Users can easily set up PDFtoMD by defining the input and output directories in the Program.cs file. Once configured, the tool will process all PDF files in the input directory and output the converted Markdown files in the designated output directory. It is run within an IDE because the use case I had was very niche, and programming a user interface wasn’t even a priority. I just needed to convert my PDFs and as such it is a very basic tool.

Implementation

using System.Text;
using System.Text.RegularExpressions;
using iTextSharp.text.pdf;
using iTextSharp.text.pdf.parser;
using Path = System.IO.Path;

namespace PDFtoMD;

internal static class Program
{
    private const string InputDirectory = @"C:\Games Development\C#\PDFtoMD\PDFtoMD\Input";
    private const string OutputDirectory = @"C:\Games Development\C#\PDFtoMD\PDFtoMD\Output";

    private static void Main()
    {
        foreach (string filePath in Directory.GetFiles(InputDirectory, "*.pdf"))
        {
            try
            {
                ConvertPdfToMarkdown(filePath, OutputDirectory);
            }
            catch (Exception ex)
            {
                Console.WriteLine($"Error processing {filePath}: {ex.Message}");
            }
        }
    }

    private static void ConvertPdfToMarkdown(string filePath, string outputDirectory)
    {
        using PdfReader reader = new PdfReader(filePath);
        StringBuilder cleanedText = new StringBuilder();

        for (int i = 1; i <= reader.NumberOfPages; i++)
        {
            string text = PdfTextExtractor.GetTextFromPage(reader, i);
            cleanedText.Append(CleanText(text));
        }

        using StreamWriter writer = new StreamWriter(Path.Combine(outputDirectory, Path.GetFileNameWithoutExtension(filePath) + ".md"));
        writer.Write(cleanedText.ToString());
    }
    
    private static string CleanText(string text)
    {
        text = Regex.Replace(text, @"\bNotes\b", "");
        text = Regex.Replace(text, @"Dr\.Fone iPhone \(210\) \d{2}/\d{2}/\d{4} \d{2}:\d{2}:\d{2} (AM|PM)", "");
        text = Regex.Replace(text, @"(.+?)\s+\d{4}/\d{2}/\d{2} \d{2}:\d{2}:\d{2}\s+\1", "");
        return text;
    }
}

Future Aspirations: From Tool to Plugin

Looking ahead, I envision taking PDFtoMD to the next level.
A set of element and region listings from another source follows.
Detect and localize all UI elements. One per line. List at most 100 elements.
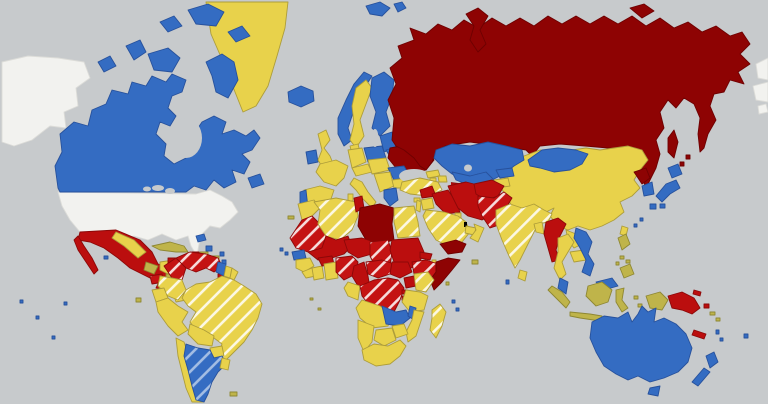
- region-indonesia: [547, 285, 571, 309]
- region-pacific-island: [103, 255, 109, 260]
- region-australia: [589, 305, 693, 383]
- region-fiji: [743, 333, 749, 339]
- region-japan: [655, 179, 681, 203]
- region-solomon-islands: [715, 317, 721, 322]
- great-lake-3: [143, 186, 151, 192]
- region-egypt: [393, 205, 421, 239]
- region-algeria: [313, 197, 359, 241]
- region-sri-lanka: [517, 269, 528, 282]
- region-french-guiana: [229, 267, 239, 281]
- region-india: [495, 203, 553, 269]
- region-bougainville: [703, 303, 710, 309]
- region-iceland: [287, 85, 315, 108]
- region-colombia-north: [163, 257, 187, 281]
- region-colombia: [157, 275, 187, 301]
- region-cuba: [151, 241, 189, 253]
- great-lake-1: [152, 185, 164, 191]
- region-indonesia: [645, 291, 669, 311]
- great-lake-2: [165, 188, 175, 194]
- region-bering-island: [752, 81, 768, 103]
- region-bering-island: [757, 103, 768, 115]
- region-ghana: [323, 261, 339, 281]
- region-malaysia: [557, 277, 569, 295]
- region-japan: [659, 203, 666, 209]
- region-south-africa: [361, 339, 407, 367]
- region-bahamas: [205, 245, 213, 252]
- region-seychelles: [445, 281, 450, 286]
- region-arctic-islands-russia: [629, 3, 655, 19]
- region-lesser-antilles: [219, 251, 225, 257]
- region-france: [315, 159, 349, 187]
- region-new-zealand: [691, 367, 711, 387]
- region-indonesia: [633, 295, 639, 300]
- region-yemen: [439, 239, 467, 255]
- region-north-korea: [633, 167, 651, 185]
- region-bahamas: [195, 233, 207, 243]
- region-maldives: [505, 279, 510, 285]
- region-germany: [347, 147, 367, 169]
- region-socotra: [471, 259, 479, 265]
- region-israel: [415, 199, 422, 213]
- region-ellesmere-island: [187, 3, 225, 27]
- region-south-sudan: [389, 261, 413, 279]
- region-falklands: [229, 391, 238, 397]
- region-south-korea: [641, 181, 655, 197]
- region-bolivia: [187, 323, 215, 347]
- region-svalbard: [393, 1, 407, 13]
- region-sweden: [349, 79, 373, 149]
- region-finland: [369, 71, 395, 137]
- region-pacific-island: [19, 299, 24, 304]
- region-azerbaijan: [437, 175, 448, 183]
- region-japan: [649, 203, 657, 210]
- region-sakhalin: [667, 129, 679, 159]
- region-cape-verde: [284, 251, 289, 256]
- region-atlantic-island: [309, 297, 314, 301]
- region-okinawa: [639, 217, 644, 222]
- region-cape-verde: [279, 247, 284, 252]
- region-okinawa: [633, 223, 638, 228]
- region-philippines: [619, 263, 635, 279]
- region-philippines: [615, 261, 620, 266]
- region-vanuatu: [719, 337, 724, 342]
- region-kuril-islands: [679, 161, 685, 167]
- region-ireland: [305, 149, 319, 165]
- region-pacific-island: [51, 335, 56, 340]
- region-arctic-island: [227, 25, 251, 43]
- region-mongolia: [527, 147, 589, 173]
- region-arctic-island: [159, 15, 183, 33]
- region-tasmania: [647, 385, 661, 397]
- region-zimbabwe: [391, 323, 409, 339]
- region-victoria-island: [147, 47, 181, 73]
- region-sardinia: [347, 193, 354, 202]
- region-jordan: [420, 197, 435, 211]
- region-solomon-islands: [709, 311, 716, 316]
- region-bering-island: [755, 57, 768, 81]
- region-baja-california: [73, 235, 99, 275]
- region-mauritius: [451, 299, 456, 304]
- region-banks-island: [125, 39, 147, 61]
- region-canary-islands: [287, 215, 295, 220]
- region-vanuatu: [715, 329, 720, 335]
- region-oman: [469, 223, 485, 243]
- region-vietnam: [573, 227, 595, 277]
- region-greece: [383, 187, 399, 207]
- region-ivory-coast: [311, 265, 325, 281]
- region-tanzania: [401, 289, 429, 313]
- region-thailand: [553, 233, 575, 281]
- region-pacific-island: [35, 315, 40, 320]
- region-new-caledonia: [691, 329, 707, 340]
- region-philippines: [617, 233, 631, 251]
- region-somalia: [429, 257, 461, 291]
- region-morocco: [297, 199, 321, 221]
- region-alaska: [1, 55, 91, 147]
- region-mexico-state: [143, 261, 159, 275]
- region-iraq: [431, 189, 461, 215]
- region-arctic-island: [97, 55, 117, 73]
- region-uruguay: [219, 357, 231, 371]
- region-kuril-islands: [685, 154, 691, 160]
- region-new-britain: [692, 289, 702, 297]
- hudson-bay: [170, 118, 202, 158]
- region-brazil: [181, 275, 263, 361]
My goal is to evolve it from a standalone tool into a comprehensive solution that can directly extract notes from an iPhone and convert them into Markdown format, specifically tailored for Obsidian. Inspired by my recent uptake of Obsidian, my idea is to create a plugin that seamlessly integrates apple notes on iPhone, into the platform, simplifying the process to migrate notes for end users. This development would not only benefit my personal workflow but also offer a valuable resource to others seeking to optimize their digital note-taking practices.